8. Carolina Panthers
After Kelvin Benjamin went out last preseason, analysts wondered if Cam Newton had much anything around him. They were proven wrong last year. With Benjamin returning, the receiving the group that also features the likes of Corey Brown, Tedd Ginn, and Devin Funchess looks like one of the more complete in the league. Greg Olson is a perfect inside the numbers playmaker for Newton, with the size and speed to be indefensible on seam routes. The once maligned offensive line often kept Newton clean last year. Michael Oher’s extensions suggest that the front office thinks that he can do it again. This all goes without mentioning the talents of star running back Jonathan Stewart.
9. Atlanta Falcons
Julio Jones is really, really good. Let’s start by saying that. He’s the prototype for the modern receiver: big, twitched up, and explosive who can take over any game and overwhelm and cornerback. Last year, he was the entire Falcons' passing game. In 2016, he’ll at least by joined by Bengals defector Mohamed Sanu, who will replace the ghost of Roddy White and give the team a legitimate number two receiver. Behind Matt Ryan, speedy touchdown machine Devonta Freeman and second-year Indiana star Tevin Coleman make up one of the more exciting backfields around. For the team to justify this ranking, the offensive line will have to step up. Alex Mack will have to live up to the hype and Jake Matthews will finally have to play like a top ten pick.
10. Denver Broncos
Like the Falcons, the offensive line in Denver limits them from landing in the top half of this list.
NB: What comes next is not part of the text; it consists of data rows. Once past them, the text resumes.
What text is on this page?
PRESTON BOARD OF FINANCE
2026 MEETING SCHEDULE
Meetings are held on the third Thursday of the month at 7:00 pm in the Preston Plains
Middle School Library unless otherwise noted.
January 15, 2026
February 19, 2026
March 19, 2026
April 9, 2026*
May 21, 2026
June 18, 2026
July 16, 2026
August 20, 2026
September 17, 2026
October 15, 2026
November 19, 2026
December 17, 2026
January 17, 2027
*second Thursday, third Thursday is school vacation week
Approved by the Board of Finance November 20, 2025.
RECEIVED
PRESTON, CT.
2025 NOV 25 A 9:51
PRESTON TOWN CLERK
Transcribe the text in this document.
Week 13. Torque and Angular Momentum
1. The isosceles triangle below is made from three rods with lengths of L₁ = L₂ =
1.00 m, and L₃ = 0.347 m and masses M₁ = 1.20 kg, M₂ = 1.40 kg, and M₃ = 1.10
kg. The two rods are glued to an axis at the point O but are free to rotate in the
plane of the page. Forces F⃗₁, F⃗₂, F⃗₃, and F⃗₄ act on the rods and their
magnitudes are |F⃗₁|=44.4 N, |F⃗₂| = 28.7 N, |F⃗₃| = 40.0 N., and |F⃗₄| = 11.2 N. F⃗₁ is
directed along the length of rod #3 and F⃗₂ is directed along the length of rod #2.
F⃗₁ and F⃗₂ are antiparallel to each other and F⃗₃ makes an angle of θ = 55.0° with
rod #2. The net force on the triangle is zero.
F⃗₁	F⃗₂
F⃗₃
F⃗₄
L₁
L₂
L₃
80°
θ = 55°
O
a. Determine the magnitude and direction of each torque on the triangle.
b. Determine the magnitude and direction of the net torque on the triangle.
Three spots should be occupied by new starters this year, with only one of them, left tackle, that could be considered an upgrade. Even though the quarterback situation remains unsettling for the defending champs, whoever is behind center will have an embarrassment of riches at their disposal. CJ Anderson is one of the more underrated backs around, with an excellent combination of patience and vision paired with between the tackles physicality. On the outside, they’ll be able to throw to the best two outside receivers in the NFL. Demaryius Thomas is like Antonio Brown, light with a dropping problem, only he’s five inches taller. He’s joined by Emmanuel Sanders, a do-it-all run after the catch specialist with underrated ball skills and more reliable hands than his counterpart. The two bailed out their two scattershot quarterbacks a year ago. Expect them to do the same in 2016.